- Jurisdiction
- Utah
I had a medical claim applied to out-of-network which should have been in-network. Obviously this means my reimbursement is much lower than it should be. I was able to get the insurance company to correct it after numerous phone calls. However, I wonder if this is a systemic issue for the insurance company that is causing losses to everyone they insure. Would it be worth considering a class-action lawsuit?
I had visited the same doctor multiple times for the same reason every time. All of my bills were processed as in-network except one.
What was strange is that the EOB I received showed out-of-network, however it also showed a provider-negotiated discount. My understanding is that an in-network contract would have to be signed in order for the insurance company to negotiate a discount. out-of-network means no contract has been signed, thus the insurance company can't influence the doctor's billing practices.
Is this a correct assessment?
Either the customer service reps don't understand this explanation or don't agree with it.
The issue was resolved by comparing all the information between the claims. We found that with the out-of-network claim the provider had used the wrong billing address on the claim. The insurance company takes the NPI & TaxID from the claim & looks it up in their database, it then compares the billing address in their database to the billing address on the claim. If everything doesn't match up, it gets applied as out-of-network.
It is easy for a mistake like this to happen because medical providers work out of multiple offices and they bill under multiple IDs. Sometimes they bill under their personal IDs & sometimes they bill under the hospital or offices group ID that is shared by all doctors at the facility.

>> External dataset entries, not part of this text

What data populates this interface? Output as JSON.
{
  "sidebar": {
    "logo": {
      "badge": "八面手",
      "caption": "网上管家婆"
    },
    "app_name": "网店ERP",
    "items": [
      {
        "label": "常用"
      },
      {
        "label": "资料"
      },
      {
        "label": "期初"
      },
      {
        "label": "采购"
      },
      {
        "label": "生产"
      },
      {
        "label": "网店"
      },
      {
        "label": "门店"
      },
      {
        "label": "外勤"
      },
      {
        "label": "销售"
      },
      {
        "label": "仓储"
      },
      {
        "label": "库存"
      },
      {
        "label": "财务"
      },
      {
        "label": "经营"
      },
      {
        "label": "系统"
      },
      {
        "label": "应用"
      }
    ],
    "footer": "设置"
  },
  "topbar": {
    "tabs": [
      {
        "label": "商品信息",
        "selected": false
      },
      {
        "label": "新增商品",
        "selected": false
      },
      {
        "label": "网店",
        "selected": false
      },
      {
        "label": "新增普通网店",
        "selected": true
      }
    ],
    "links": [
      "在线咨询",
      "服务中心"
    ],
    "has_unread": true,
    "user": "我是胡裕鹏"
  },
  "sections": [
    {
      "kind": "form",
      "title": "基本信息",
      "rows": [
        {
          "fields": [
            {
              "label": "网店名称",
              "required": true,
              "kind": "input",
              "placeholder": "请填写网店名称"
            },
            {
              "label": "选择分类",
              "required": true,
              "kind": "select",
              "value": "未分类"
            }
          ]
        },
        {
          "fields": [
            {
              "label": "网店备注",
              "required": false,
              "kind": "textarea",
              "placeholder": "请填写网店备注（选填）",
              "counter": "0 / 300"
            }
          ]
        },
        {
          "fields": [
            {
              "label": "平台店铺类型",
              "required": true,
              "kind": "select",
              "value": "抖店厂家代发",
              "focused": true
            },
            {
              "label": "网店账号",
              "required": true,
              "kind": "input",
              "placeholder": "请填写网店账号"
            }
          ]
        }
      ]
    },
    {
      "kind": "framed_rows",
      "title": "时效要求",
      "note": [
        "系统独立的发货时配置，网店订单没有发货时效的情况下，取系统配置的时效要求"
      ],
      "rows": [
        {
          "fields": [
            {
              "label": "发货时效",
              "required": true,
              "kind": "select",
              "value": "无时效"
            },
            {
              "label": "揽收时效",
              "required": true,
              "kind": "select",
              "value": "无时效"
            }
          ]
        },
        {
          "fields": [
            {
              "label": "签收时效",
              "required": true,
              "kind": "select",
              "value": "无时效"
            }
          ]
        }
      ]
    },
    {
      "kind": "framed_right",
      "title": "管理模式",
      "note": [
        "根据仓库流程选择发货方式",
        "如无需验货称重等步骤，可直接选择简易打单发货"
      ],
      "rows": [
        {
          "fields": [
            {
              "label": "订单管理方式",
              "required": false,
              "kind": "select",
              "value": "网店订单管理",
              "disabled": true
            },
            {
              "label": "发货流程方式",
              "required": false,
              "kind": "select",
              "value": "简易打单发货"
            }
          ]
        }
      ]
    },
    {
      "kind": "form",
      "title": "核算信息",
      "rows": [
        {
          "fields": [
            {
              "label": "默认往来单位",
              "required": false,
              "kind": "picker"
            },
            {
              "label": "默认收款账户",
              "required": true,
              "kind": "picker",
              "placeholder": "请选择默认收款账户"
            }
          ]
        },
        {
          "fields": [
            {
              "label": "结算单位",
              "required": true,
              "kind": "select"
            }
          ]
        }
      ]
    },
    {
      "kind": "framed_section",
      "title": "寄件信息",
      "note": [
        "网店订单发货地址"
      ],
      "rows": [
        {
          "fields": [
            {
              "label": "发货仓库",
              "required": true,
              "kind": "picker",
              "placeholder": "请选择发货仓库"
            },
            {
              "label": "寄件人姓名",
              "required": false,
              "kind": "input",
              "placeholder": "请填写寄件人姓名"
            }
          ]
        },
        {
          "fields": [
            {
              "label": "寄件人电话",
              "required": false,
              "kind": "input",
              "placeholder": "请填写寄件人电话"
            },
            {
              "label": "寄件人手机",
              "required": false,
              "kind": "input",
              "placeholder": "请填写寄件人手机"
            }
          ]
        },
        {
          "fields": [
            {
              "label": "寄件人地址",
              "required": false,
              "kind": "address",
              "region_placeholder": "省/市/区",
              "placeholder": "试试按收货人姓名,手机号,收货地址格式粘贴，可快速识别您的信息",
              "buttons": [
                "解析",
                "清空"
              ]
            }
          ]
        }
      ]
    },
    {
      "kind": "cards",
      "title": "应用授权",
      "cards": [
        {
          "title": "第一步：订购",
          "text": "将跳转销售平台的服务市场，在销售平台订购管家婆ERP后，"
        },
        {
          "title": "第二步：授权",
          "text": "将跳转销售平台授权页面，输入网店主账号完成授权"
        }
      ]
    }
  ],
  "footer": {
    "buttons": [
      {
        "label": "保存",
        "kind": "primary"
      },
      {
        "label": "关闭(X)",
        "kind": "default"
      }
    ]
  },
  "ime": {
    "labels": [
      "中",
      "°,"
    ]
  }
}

In this situation it's hard to argue who is responsible for the mistake. It could be argued that the insurance database comparison is too strict, that the provider made a mistake, or that the patient should have requested that the claim be submitted in a certain way. This is unfortunate, but there's nothing inherently fraudulent in it, it's simply due to the complexity of the system. It's up to the patient or doctor to understand this and work out the best billing practice ahead of time, if they desire to save money.
However, it seems obvious that the insurance company is doing something fraudulent. They appear to be telling the doctor that the claim is being treating in-network, while at the same time telling the patient that the claim is being treated out-of-network.
I believe the insurance company is doing this to maximize their profitability. They want to reduce how much they pay directly to doctors via provider-negotiated-discounts (which I believe can only be done for in-network claims), while at the same time reducing how much they pay to patients by reimbursing at a lower rate (out-of-network claims). How can the insurance company treat the same claim as in-network to one party and out-of-network to another party? If the claim is truly out-of-network, why is the doctor agreeing to a negotiated discount?
I assume the doctor doesn't fight the insurance company on this because they believe they are being treated as in-network.
Am I misunderstanding this? Is there a legitimate reason an insurance company could have a provider-negotiated discount with an out-of-network provider?
I had visited the same doctor multiple times for the same reason every time. All of my bills were processed as in-network except one.
What was strange is that the EOB I received showed out-of-network, however it also showed a provider-negotiated discount. My understanding is that an in-network contract would have to be signed in order for the insurance company to negotiate a discount. out-of-network means no contract has been signed, thus the insurance company can't influence the doctor's billing practices.
Is this a correct assessment?
Either the customer service reps don't understand this explanation or don't agree with it.
The issue was resolved by comparing all the information between the claims. We found that with the out-of-network claim the provider had used the wrong billing address on the claim. The insurance company takes the NPI & TaxID from the claim & looks it up in their database, it then compares the billing address in their database to the billing address on the claim. If everything doesn't match up, it gets applied as out-of-network.
It is easy for a mistake like this to happen because medical providers work out of multiple offices and they bill under multiple IDs. Sometimes they bill under their personal IDs & sometimes they bill under the hospital or offices group ID that is shared by all doctors at the facility.
In this situation it's hard to argue who is responsible for the mistake. It could be argued that the insurance database comparison is too strict, that the provider made a mistake, or that the patient should have requested that the claim be submitted in a certain way. This is unfortunate, but there's nothing inherently fraudulent in it, it's simply due to the complexity of the system. It's up to the patient or doctor to understand this and work out the best billing practice ahead of time, if they desire to save money.
However, it seems obvious that the insurance company is doing something fraudulent. They appear to be telling the doctor that the claim is being treating in-network, while at the same time telling the patient that the claim is being treated out-of-network.
I believe the insurance company is doing this to maximize their profitability. They want to reduce how much they pay directly to doctors via provider-negotiated-discounts (which I believe can only be done for in-network claims), while at the same time reducing how much they pay to patients by reimbursing at a lower rate (out-of-network claims). How can the insurance company treat the same claim as in-network to one party and out-of-network to another party? If the claim is truly out-of-network, why is the doctor agreeing to a negotiated discount?
I assume the doctor doesn't fight the insurance company on this because they believe they are being treated as in-network.
Am I misunderstanding this? Is there a legitimate reason an insurance company could have a provider-negotiated discount with an out-of-network provider?